Die “DREI GROSSEN“ Bouldergebiete in Utah sind der LCC, Ibex und Joe’s Valley. Zu letzterem bin ich im bitterkalten Winter 2001 mit Steven und Klem gefahren. Kaum waren wir angekommen, hatte Steven sein Auto trotz unserer Warnungen schon im Schnee festgefahren. Die Bergeaktion dauerte den ganzen Tag und Steven war sein Preisgeld vom Boulderwettbewerb schon wieder los. Jetzt bin ich ja doch gespannt, wie Joe’s bei freundlicheren Bedingungen wirkt. Schon alleine, daß Joe’s von Doug Heinrich quasi aus dem Kajak entdeckt wurde, finde ich interessant. Um es kurz zu machen: Joe’s ist ein Klassegebiet! Die Felsqualität ist zwar nicht überall, aber doch bei ganz vielen Problemen super und es gibt, wenn man nicht gerade V12 links und rechts flasht, für jeden sehr viel zu tun. Unser Pennplatz direkt am Bach ist genial. Joe’s alleine ist schon Grand genug zum bouldern nach Utah zu kommen…

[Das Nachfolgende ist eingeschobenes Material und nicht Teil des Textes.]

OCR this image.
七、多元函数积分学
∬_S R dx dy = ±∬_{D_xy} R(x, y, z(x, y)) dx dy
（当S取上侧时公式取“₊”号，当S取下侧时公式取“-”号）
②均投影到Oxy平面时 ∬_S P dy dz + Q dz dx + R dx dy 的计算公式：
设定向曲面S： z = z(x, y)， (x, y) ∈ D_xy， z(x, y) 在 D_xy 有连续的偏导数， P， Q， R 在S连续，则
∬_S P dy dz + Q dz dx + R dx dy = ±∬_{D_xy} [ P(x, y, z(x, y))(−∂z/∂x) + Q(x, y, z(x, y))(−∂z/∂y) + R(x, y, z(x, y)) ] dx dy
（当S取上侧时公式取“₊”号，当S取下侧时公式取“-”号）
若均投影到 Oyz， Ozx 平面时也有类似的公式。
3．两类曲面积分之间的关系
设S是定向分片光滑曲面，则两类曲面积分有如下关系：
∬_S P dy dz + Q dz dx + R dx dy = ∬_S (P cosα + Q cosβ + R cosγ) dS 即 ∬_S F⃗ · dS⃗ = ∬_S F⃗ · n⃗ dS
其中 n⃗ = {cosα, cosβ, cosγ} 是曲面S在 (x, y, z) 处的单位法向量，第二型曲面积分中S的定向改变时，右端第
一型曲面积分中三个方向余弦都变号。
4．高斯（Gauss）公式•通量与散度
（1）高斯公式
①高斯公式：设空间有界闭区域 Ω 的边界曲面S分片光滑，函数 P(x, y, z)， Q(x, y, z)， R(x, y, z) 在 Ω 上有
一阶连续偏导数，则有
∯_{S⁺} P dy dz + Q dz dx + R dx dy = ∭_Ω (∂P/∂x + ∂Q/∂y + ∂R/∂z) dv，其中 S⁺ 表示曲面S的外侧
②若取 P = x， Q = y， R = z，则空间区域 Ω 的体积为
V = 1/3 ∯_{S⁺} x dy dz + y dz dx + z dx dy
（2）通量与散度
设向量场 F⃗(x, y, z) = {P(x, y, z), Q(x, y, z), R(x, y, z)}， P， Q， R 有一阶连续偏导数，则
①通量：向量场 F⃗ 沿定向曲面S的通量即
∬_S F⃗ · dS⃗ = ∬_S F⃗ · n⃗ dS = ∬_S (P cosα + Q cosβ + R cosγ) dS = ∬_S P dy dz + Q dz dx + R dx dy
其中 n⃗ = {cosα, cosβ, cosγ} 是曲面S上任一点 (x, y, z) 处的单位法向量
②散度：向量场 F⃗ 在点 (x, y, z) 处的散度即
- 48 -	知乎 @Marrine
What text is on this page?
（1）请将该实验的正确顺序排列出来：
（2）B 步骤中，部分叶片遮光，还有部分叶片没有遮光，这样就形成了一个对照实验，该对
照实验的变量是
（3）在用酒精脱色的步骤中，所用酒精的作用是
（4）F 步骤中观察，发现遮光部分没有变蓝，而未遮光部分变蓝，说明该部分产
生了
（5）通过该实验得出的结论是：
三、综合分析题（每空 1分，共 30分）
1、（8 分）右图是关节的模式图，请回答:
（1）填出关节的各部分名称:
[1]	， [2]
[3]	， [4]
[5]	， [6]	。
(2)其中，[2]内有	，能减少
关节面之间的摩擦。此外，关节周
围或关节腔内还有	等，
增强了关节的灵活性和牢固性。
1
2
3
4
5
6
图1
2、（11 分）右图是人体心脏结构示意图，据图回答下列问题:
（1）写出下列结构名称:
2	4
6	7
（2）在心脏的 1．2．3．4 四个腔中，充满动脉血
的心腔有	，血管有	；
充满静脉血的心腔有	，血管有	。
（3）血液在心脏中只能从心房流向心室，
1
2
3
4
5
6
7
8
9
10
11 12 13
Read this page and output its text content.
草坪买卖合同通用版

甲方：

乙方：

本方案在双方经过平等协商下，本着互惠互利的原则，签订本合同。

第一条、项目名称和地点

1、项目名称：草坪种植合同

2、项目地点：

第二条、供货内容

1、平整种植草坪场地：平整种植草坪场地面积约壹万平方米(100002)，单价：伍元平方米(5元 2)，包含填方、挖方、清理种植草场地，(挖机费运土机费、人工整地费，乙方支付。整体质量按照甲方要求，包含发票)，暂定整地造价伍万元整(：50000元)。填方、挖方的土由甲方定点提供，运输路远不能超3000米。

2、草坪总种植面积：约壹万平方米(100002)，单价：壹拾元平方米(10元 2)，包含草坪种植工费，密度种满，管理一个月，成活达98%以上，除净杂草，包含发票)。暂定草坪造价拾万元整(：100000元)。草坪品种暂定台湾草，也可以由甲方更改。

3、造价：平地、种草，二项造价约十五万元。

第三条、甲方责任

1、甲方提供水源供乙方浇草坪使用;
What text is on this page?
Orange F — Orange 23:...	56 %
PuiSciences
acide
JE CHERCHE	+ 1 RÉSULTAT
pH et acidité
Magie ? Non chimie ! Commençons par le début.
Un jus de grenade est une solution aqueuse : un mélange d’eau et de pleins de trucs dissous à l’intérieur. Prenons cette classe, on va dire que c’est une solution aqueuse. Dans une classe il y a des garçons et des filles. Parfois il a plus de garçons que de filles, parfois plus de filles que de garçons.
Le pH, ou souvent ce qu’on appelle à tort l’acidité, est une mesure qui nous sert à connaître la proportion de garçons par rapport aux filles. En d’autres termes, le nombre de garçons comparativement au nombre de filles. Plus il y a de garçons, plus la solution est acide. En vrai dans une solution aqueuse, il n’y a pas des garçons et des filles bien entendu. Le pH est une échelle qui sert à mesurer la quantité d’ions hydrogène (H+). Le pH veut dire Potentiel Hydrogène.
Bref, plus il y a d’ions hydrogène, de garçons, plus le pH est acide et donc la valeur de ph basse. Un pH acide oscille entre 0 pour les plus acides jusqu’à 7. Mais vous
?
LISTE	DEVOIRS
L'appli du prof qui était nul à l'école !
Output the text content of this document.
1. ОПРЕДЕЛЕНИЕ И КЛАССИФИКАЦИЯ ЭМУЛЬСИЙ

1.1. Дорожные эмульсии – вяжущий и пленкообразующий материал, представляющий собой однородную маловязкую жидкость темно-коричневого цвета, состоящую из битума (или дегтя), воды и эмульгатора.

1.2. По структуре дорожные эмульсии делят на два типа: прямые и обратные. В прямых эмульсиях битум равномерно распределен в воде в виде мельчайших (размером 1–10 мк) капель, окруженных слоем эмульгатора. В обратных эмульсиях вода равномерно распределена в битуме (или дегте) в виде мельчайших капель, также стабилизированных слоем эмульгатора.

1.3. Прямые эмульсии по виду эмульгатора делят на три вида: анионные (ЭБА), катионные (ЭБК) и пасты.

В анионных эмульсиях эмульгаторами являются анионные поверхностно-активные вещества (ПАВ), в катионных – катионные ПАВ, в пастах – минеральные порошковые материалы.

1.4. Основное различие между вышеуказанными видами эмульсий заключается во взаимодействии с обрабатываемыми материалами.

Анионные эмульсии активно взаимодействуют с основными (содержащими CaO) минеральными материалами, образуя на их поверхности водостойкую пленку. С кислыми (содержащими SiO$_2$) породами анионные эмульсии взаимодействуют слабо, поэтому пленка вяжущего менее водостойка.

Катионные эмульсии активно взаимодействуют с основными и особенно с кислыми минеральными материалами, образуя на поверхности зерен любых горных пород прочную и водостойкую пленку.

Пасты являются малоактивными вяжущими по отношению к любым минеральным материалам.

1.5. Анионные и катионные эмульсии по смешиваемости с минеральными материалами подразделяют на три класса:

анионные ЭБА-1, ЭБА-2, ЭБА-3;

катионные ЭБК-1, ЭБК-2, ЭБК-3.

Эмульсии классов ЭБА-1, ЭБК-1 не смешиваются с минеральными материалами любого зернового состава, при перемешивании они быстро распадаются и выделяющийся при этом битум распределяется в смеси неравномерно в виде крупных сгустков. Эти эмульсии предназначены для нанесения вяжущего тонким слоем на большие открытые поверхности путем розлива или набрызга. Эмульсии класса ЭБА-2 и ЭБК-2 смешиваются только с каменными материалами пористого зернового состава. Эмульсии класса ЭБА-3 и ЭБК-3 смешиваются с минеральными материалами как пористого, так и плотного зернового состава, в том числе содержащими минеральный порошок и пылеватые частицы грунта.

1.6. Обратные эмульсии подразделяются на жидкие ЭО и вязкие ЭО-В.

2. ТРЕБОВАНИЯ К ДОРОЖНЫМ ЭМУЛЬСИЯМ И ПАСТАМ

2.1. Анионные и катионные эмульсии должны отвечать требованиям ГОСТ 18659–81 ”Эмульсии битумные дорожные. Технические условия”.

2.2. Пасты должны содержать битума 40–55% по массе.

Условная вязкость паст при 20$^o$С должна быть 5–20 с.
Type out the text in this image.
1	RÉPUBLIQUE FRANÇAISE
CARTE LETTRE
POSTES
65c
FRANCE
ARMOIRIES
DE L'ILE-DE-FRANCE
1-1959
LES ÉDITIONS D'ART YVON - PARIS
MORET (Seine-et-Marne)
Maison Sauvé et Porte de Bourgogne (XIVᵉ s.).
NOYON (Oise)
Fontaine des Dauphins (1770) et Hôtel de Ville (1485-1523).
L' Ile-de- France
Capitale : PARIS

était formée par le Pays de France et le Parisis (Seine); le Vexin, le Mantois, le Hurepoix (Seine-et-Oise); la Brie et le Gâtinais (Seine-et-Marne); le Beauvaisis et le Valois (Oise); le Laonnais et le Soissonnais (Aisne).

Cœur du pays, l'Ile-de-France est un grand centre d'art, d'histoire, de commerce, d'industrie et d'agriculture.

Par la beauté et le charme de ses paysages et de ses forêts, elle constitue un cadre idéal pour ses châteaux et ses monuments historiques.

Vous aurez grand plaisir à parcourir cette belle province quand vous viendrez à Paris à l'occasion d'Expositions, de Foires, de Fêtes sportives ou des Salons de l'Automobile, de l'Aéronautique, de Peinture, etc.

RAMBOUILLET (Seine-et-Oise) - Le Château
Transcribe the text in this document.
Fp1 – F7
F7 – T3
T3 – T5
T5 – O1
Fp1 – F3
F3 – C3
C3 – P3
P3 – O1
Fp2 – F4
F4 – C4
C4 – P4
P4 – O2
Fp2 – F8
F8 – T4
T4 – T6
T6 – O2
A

{gallery}slc04/06:148:148:0{/gallery}

Besuch in Triassic,

Wir fahren also von Joe’s Valley, dass eigentlich gar kein Valley, sondern ein System aus zwei Canyons, dem Left und der Right Fork, ist runter um Triassic (erst seit neuestem bekannt aus THE ROAD) auszuchecken. Dass das jetzt nicht die grossartige Bouldersession wird ist uns klar aber dass es hier so viel heisser als im gar nicht so hoch gelegenen Joe’s ist, überrascht uns schon. Endlich haben wir das Gebiet gefunden, wir steigen aus und ich markiere wie gewöhnlich das Revier. Beim Einpacken meines Gottes zwischen den Schenkeln muss ich schockiert feststellen das sich eine schwarze,  grosse Ameise ganz vorne verbissen hat. Ganz vorne am Harnausgang! Jetzt heisst es sachlich bleiben. Ich kriege dass Viech zu fassen und versuche es zum loslassen zu veranlassen, aber, no such luck! Keine Hysterie jetzt, aber abreissen und mit Ameisenmandibeln am Harnausgang rumlaufen will ich nun auch nicht! Plötzlich stelle ich fest, dass Gabi und ich von einer Wolke Gnats (bei uns sagt man Gnitzen dazu, in Lateinien Ceratopogonidae, im Englischen verflucht man sie als Biting Midge, Punkie, No-See-Um oder Sandfly. Jedenfalls sind die fruchtfliegengrossen Bestien die primitivsten und ärgerlichsten Blutsauger die es auf der ganzen Welt gibt. Die sind zu primitiv zum stechen sondern bohren gleich ihr ganzes widerwärtiges Vorderteil in die Haut. Da hat man richtig lange Freude dran, da die Gnads so voller Schlechtigkeit sind und die Lymphknoten gerne erst nach einer Woche so richtig anschwellen wie ich jetzt feststellen muss.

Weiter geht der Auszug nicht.